“This battle is far from over,” environmentalists vowed, after the Senate voted to open the Arctic National Wildlife Refuge (ANWR) to drilling. Indeed, the 51-49 margin underscores the passion of drilling opponents, the misinformation that still surrounds this issue, and a monumental double standard for environmental protection.
Many votes against drilling came from California and Northeastern senators who consistently rail against high energy prices, unemployment and balance of trade deficits — while opposing petroleum exploration in Alaska, the Outer Continental Shelf, Western states and any other areas where it might actually be found. Rarely if ever, do they recognize these bans send American jobs and dollars overseas, reduce U.S. royalty and tax revenues, and harm the environment.
Government geologists say ANWR could hold up to 16 billion barrels of recoverable oil. That’s 30 years’ of imports from Saudi Arabia. Turned into gasoline, it would power California’s vehicle fleet for 50 years, and hybrid and fuel cell cars would stretch the oil even further. ANWR’s natural gas could fuel California’s electrical generating plants for years.
At $50 a barrel, ANWR could avoid importation of $800 billion worth of foreign oil, create up to 700,000 American jobs and generate hundreds of billions in royalties and taxes.
No matter, say environmentalists. Drilling would “irreparably destroy” the refuge. Nonsense.

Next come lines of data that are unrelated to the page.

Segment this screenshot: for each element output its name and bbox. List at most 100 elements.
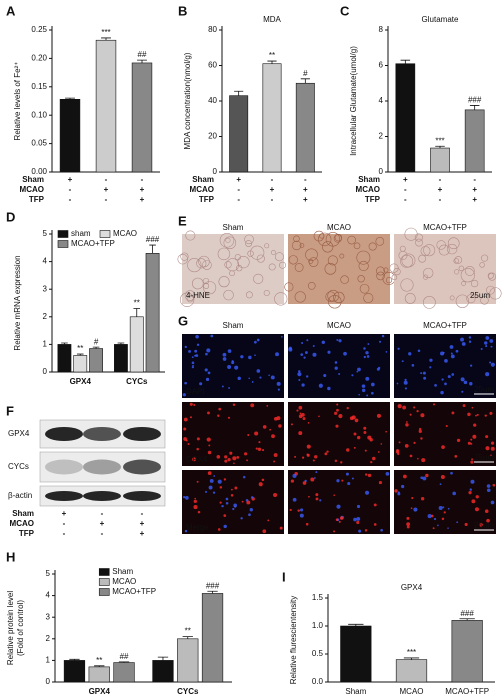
cell [432, 403, 436, 406]
blot-band [123, 427, 161, 441]
cell [336, 339, 339, 341]
cell [373, 523, 377, 526]
cell [259, 376, 262, 379]
cell [397, 404, 402, 409]
texture [466, 294, 476, 304]
cell [219, 501, 222, 504]
cell [447, 527, 449, 529]
channel-label: GPX4 [186, 455, 208, 464]
texture [449, 295, 455, 301]
cell [356, 516, 361, 521]
cell [421, 458, 426, 463]
legend-swatch [98, 578, 110, 586]
cell [398, 441, 401, 444]
texture [307, 281, 316, 290]
cell [361, 384, 366, 388]
cell [471, 458, 474, 461]
texture [368, 242, 377, 251]
cell [413, 507, 418, 512]
error-bar [234, 90, 244, 96]
y-axis-label: Relative protein level [6, 591, 15, 665]
cell [376, 367, 380, 371]
fluorescence-image [182, 470, 284, 534]
texture [454, 256, 463, 264]
cell [381, 334, 385, 338]
texture [438, 244, 450, 256]
cell [193, 499, 197, 504]
cell [405, 421, 408, 423]
cell [490, 446, 495, 451]
chart-title: MDA [263, 15, 281, 24]
cell [363, 355, 367, 359]
cell [334, 411, 338, 415]
texture [391, 274, 398, 281]
cell [442, 351, 445, 354]
texture [202, 277, 210, 285]
sign: - [404, 195, 407, 204]
texture [270, 250, 276, 255]
cell [420, 437, 423, 440]
cell [208, 444, 211, 447]
error-bar [61, 342, 68, 345]
texture [487, 272, 494, 279]
cell [256, 338, 260, 342]
cell [480, 348, 483, 350]
cell [289, 508, 292, 512]
y-tick-label: 1 [46, 656, 51, 665]
cell [271, 434, 275, 439]
cell [244, 452, 248, 456]
texture [404, 227, 418, 241]
cell [470, 438, 473, 441]
cell [301, 342, 304, 345]
cell [470, 364, 473, 367]
cell [275, 352, 279, 357]
error-bar [207, 590, 218, 594]
cell [484, 509, 489, 513]
sign: + [472, 185, 477, 194]
cell [484, 414, 487, 417]
sign: - [141, 509, 144, 518]
row-label: TFP [19, 529, 35, 538]
texture [322, 241, 334, 253]
cell [485, 372, 490, 377]
cell [439, 483, 442, 486]
cell [363, 426, 367, 430]
cell [207, 471, 212, 476]
blot-band [45, 427, 83, 441]
cell [351, 415, 356, 420]
cell [324, 452, 328, 456]
texture [376, 266, 385, 276]
x-tick-label: MCAO+TFP [445, 687, 489, 696]
fluorescence-image [394, 334, 496, 398]
cell [199, 382, 203, 386]
error-bar [157, 656, 169, 661]
sign: + [472, 195, 477, 204]
error-bar [117, 342, 125, 345]
texture [219, 233, 235, 248]
cell [250, 496, 254, 499]
cell [248, 513, 251, 517]
sign: + [140, 195, 145, 204]
cell [380, 528, 383, 532]
sign: - [105, 175, 108, 184]
cell [377, 451, 380, 453]
cell [262, 425, 267, 429]
cell [205, 490, 208, 493]
cell [210, 334, 214, 338]
cell [232, 403, 236, 406]
sign: - [101, 529, 104, 538]
micrograph [394, 234, 496, 304]
significance-label: *** [435, 136, 444, 145]
cell [273, 460, 276, 463]
legend-label: MCAO+TFP [71, 239, 115, 248]
bar [201, 593, 224, 683]
cell [338, 520, 341, 523]
error-bar [435, 145, 445, 149]
cell [429, 358, 433, 362]
cell [470, 460, 474, 464]
significance-label: ### [460, 609, 474, 618]
cell [460, 377, 465, 382]
cell [257, 447, 262, 451]
cell [303, 356, 306, 359]
texture [226, 258, 240, 272]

ANWR is as large as South Carolina: 19 million acres. Of this, only 2,000 acres along the “coastal plain” would actually be disturbed by drilling and development. That’s 0.01 percent — one-twentieth of the District of Columbia — 20 of the buildings Boeing uses to manufacture its 747 jets.
The potentially oil-rich area is a flat, treeless stretch of tundra, 3,500 miles from D.C. and 50 miles from the beautiful mountains seen in all the misleading anti-drilling photos. During eight months of winter, when drilling would take place, virtually no wildlife are present. No wonder. Winter temperatures drop as low as minus 40 F. The tundra turns rock solid. Spit, and your saliva freezes before it hits the ground.
But the nasty conditions mean drilling can be done with ice airstrips, roads and platforms. Come spring, they would all melt, leaving only puddles and little holes. The caribou would return — just as they have for years at the nearby Prudhoe Bay and Alpine oil fields — and do just what they always have: eat, hang out and make babies. In fact, Prudhoe’s caribou herd has increased from 6,000 head in 1978 to 27,000 today. Arctic fox, geese, shore birds and other wildlife would also return, along with the infamous flies and mosquitoes.
But the Wilderness Society, Sierra Club, Alaska Coalition, Defenders of Wildlife, and Natural Resources Defense Council still oppose ANWR development — even as they promote wind energy as an alternative. Electricity from wind is hardly a substitute for petroleum — especially for cars, trains, boats and planes. And swapping reliable, revenue-generating petroleum for intermittent, tax-subsidized wind power is a poor tradeoff. On ecological grounds, wind power fails even more miserably.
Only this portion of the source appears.